Somewhere recently (I think in a paper by danbri and others) I saw discussion about what was needed to get from a Web of Linked Data to a more fully Semantic Web. In other words, even if you score 5 stars at http://lab.linkeddata.deri.ie/2010/star-scheme-by-example/ there might be more you can offer. I might have dreamt it, but I believe the discussion mentioned inference and reasoners. The thing is on the one hand we have lots of linked data already out there, and we already have pretty performant reasoners (e.g. http://clarkparsia.com/pellet/ ) but reasoning over Web-scale data is likely to remain a fantasy. That is, unless you imagine multiple reasoners acting as dedicated, fairly task-specific agents/services over their own manageable little batch of data. These again could be deployed as proxies. For example, another bit of FOAF jargon is smushing, which originally (when people were bnodes) meant the unification of data about a person based on the assumption that the person could be identified by means of their email address or homepage. Since it's more common now to use URIs to identify people (see http://dig.csail.mit.edu/breadcrumbs/node/71) I don't think it's unreasonable to extend the term to cover unification of multiple URIs for a person (typically with owl:sameAs links somewhere). Now going back to the triplestore of the app described above, that's only really interested in statements including the identified foaf:Person, foaf:interest and foaf:knows. There's nothing to stop this treating a person as two individuals if data has been pulled from sites which use their own person ID schemes. But if somewhere else on the Web at large there was a triplestore with reasoning capability that could eat person IDs, foaf:mbox and foaf:homepage data and spit out owl:sameAs statements, this could be used to unify the descriptions for the application. This triplestore could have a scutter as its input and a SPARQL endpoint to provide output, in other words being a uniform pipe kind of proxy.

Ok, so effectively I'm arguing here that we already have all the bits from which we can glue together a Semantic Web that sits nicely with the Architecture of the World Wide Web http://www.w3.org/TR/webarch/ . But I do think there are at least two specific areas that need attention in the near future.
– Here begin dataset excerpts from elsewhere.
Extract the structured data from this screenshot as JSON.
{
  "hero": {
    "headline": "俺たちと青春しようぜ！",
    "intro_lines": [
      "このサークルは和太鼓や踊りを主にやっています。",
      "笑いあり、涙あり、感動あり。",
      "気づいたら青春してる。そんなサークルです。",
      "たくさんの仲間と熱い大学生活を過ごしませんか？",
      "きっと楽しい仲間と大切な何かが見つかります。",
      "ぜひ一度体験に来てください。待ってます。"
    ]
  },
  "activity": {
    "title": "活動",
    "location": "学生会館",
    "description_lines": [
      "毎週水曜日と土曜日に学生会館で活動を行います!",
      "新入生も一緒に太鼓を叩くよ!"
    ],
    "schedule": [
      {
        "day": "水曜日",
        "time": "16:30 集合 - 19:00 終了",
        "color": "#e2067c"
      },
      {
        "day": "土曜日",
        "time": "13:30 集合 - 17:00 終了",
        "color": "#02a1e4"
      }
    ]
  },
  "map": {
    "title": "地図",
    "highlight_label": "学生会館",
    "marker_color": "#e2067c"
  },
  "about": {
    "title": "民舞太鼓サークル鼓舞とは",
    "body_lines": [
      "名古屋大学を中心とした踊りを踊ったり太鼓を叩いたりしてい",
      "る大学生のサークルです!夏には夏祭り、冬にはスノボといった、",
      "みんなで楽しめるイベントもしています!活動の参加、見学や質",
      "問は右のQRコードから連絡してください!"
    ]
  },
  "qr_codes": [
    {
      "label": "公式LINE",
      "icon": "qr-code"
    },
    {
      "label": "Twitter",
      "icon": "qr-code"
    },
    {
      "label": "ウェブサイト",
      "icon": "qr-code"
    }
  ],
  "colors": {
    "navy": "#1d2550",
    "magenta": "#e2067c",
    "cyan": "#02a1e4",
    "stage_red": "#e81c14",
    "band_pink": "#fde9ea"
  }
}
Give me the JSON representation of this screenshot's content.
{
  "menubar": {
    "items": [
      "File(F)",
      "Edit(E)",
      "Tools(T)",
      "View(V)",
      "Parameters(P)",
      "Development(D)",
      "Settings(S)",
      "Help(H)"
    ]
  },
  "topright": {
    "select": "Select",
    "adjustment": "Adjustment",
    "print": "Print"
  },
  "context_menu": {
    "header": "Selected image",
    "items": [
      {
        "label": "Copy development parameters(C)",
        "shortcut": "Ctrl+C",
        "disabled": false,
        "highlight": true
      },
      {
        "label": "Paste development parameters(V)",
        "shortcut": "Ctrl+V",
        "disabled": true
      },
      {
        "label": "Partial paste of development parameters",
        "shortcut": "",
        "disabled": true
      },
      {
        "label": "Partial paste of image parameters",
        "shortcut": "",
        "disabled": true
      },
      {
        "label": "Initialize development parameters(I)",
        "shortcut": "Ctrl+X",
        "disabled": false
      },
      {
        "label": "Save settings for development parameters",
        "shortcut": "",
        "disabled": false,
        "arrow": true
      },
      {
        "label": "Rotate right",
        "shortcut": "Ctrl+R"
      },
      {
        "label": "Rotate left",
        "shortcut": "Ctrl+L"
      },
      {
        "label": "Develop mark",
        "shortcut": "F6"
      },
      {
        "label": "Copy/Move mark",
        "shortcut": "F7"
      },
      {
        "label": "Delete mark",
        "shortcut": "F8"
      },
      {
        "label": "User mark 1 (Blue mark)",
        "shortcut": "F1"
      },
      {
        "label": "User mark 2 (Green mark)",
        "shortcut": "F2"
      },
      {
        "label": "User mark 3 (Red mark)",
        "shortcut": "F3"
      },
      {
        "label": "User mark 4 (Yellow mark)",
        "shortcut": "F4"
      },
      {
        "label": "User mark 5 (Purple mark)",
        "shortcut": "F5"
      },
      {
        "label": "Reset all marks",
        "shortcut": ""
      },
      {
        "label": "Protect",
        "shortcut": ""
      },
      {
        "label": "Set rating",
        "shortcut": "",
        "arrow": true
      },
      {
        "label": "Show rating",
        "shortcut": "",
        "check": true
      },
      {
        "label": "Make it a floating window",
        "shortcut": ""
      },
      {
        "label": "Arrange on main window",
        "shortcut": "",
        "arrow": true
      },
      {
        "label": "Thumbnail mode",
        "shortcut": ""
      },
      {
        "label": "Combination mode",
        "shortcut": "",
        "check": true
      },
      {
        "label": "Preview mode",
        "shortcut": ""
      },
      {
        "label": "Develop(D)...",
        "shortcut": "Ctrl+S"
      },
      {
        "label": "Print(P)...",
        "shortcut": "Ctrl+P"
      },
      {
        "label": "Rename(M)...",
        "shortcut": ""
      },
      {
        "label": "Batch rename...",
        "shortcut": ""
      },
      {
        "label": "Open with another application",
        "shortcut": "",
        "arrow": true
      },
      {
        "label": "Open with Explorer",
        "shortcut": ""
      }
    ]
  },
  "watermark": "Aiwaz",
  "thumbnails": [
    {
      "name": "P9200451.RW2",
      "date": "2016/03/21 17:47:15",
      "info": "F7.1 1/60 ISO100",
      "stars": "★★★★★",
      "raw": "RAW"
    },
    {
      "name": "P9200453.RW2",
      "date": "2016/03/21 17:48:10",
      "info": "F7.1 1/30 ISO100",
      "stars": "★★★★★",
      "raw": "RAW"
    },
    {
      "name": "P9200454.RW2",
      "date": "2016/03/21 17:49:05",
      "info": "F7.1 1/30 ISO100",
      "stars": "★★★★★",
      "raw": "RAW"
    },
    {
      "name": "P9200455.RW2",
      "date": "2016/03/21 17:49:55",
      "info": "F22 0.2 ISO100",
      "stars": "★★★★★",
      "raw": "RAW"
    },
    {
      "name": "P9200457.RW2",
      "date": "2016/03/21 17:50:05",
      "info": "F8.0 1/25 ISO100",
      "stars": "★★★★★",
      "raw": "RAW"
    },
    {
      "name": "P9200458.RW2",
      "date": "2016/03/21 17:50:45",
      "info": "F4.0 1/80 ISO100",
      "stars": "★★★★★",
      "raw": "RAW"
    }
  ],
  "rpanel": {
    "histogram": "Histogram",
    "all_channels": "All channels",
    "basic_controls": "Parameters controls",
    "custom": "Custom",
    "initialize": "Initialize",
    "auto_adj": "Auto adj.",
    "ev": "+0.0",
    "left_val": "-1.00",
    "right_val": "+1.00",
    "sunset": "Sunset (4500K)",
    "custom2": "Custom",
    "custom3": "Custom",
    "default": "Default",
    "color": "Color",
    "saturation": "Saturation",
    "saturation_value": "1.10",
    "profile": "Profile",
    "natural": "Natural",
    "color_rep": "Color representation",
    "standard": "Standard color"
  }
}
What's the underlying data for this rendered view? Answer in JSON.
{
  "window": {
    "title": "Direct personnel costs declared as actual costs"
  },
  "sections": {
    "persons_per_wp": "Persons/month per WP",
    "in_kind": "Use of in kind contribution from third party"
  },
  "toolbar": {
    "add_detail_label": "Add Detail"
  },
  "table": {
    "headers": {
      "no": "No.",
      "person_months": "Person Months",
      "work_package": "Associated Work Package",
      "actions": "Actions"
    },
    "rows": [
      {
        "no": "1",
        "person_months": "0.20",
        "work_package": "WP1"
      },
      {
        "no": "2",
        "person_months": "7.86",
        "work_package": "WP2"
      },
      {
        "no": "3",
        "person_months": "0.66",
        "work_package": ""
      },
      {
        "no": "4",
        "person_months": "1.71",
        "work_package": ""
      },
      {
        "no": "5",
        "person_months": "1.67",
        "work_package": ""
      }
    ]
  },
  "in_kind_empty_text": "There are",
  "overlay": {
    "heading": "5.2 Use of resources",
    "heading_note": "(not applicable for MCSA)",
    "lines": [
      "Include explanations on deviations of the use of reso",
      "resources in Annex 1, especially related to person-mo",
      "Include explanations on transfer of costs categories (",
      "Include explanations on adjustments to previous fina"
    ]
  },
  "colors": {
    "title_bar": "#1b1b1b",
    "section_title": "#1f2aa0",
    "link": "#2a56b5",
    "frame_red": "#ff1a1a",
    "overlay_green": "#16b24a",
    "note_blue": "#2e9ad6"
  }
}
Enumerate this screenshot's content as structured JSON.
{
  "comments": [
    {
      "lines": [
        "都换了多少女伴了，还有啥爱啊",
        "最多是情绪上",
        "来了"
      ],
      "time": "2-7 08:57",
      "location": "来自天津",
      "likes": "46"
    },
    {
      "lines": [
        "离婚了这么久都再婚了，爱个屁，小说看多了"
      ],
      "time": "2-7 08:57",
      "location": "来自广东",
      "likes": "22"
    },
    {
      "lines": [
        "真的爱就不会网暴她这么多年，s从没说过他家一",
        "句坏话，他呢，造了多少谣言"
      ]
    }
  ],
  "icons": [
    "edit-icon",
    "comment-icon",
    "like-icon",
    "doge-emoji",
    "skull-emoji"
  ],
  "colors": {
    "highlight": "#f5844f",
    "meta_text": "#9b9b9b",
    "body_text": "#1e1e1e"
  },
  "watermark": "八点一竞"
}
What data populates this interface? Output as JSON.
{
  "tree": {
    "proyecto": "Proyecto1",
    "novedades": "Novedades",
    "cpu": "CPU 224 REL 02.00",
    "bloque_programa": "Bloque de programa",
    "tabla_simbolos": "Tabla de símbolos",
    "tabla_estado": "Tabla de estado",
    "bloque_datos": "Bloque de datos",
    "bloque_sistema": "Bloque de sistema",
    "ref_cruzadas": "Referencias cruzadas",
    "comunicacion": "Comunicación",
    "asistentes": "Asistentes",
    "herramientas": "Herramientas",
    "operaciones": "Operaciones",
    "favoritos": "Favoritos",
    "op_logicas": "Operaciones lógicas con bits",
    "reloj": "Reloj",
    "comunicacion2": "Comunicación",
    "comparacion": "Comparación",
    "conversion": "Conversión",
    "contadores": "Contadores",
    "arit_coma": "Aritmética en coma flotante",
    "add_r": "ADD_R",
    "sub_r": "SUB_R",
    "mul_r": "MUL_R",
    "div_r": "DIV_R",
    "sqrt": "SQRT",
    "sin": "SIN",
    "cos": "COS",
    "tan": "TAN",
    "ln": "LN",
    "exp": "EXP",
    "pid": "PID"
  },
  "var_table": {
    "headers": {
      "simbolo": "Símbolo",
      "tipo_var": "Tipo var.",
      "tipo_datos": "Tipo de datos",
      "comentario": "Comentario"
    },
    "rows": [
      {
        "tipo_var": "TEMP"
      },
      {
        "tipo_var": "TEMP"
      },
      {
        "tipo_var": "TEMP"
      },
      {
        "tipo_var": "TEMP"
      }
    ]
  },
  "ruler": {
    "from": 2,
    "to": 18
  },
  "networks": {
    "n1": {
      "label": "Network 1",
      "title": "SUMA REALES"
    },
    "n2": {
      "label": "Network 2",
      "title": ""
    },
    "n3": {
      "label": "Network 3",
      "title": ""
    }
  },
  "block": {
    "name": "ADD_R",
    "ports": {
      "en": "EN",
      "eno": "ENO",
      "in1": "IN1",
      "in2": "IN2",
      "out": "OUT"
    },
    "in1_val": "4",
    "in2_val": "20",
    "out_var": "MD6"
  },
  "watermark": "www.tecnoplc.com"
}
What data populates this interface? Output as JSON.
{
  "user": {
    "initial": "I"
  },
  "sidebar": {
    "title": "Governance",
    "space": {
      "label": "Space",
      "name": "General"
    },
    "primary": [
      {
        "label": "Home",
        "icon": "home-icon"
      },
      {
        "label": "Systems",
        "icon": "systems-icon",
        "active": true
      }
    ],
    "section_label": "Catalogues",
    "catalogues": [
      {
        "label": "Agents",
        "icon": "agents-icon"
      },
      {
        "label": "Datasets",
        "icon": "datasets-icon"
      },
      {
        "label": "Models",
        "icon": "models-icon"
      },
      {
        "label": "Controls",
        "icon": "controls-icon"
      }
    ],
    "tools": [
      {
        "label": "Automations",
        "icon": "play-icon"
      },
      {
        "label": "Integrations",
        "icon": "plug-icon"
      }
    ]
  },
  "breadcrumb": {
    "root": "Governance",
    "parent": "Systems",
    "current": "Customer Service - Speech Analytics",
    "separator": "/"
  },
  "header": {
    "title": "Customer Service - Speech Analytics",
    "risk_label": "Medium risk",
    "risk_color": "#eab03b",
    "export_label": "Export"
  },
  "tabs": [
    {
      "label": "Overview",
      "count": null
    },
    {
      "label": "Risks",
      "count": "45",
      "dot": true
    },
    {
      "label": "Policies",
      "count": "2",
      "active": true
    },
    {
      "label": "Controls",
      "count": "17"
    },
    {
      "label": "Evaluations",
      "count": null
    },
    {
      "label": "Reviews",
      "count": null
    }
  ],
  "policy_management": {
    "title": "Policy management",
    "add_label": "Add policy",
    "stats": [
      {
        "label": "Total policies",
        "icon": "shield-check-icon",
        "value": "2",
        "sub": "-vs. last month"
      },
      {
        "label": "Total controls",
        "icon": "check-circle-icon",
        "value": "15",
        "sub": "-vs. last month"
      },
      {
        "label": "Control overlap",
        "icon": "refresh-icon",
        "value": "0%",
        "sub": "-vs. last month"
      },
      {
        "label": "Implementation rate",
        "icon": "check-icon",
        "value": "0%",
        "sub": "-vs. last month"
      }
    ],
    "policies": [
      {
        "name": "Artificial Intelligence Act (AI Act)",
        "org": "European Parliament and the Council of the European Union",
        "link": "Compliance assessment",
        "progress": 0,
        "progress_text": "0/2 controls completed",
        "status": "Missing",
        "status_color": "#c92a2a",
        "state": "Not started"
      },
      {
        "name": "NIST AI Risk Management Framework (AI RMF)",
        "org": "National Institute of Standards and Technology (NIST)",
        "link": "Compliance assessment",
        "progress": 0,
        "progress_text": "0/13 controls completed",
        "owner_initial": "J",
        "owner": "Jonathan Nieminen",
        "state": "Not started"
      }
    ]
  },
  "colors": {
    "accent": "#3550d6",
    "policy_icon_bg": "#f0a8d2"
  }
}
One is in the increased use and optimization for named graphs, especially those of the order of only tens or hundreds of statements. I thought I had a good justification for this, but now my minds gone blank, so just call it a gut feeling. The other thing is in description of datasets - there's already some stuff around annotations and provenance etc, but I'm thinking more in terms of discovery and agents/services being able to advertise themselves to allow a client that's looking for some particular kind of data. the Vocabulary of Interlinked Datasets (voiD, http://vocab.deri.ie/void) is pretty good in this space, but I reckon we need to go a lot further, and have been mulling over a little quasi-protocol for matchmaking between datasets and agents. I'll post more on that once I've got something to talk about...

There is a teeny bit of low-cost, potentially invaluable data that it'd be nice to see more of. Let's say a directed scutter has crawled the Web and has aggregated all statements of the form <http://example.org/fred> foaf:interest ?x. While ideally it will be placing the triples it's found into named graphs corresponding to the provenance, a more likely coding scenario (because the queries will get silly with thousands of FROMs - hmm, does SPARQL NG do anything about that?) would be to dump everything into a default graph. But, while the full provenance may not be retained is this setup, it can still be made available to consumers of the data if statements of the form <http://example.org/fred> rdfs:seeAlso <http://wherever.com/source/somedataaboutfred> are added to the store. Call it future-proofing.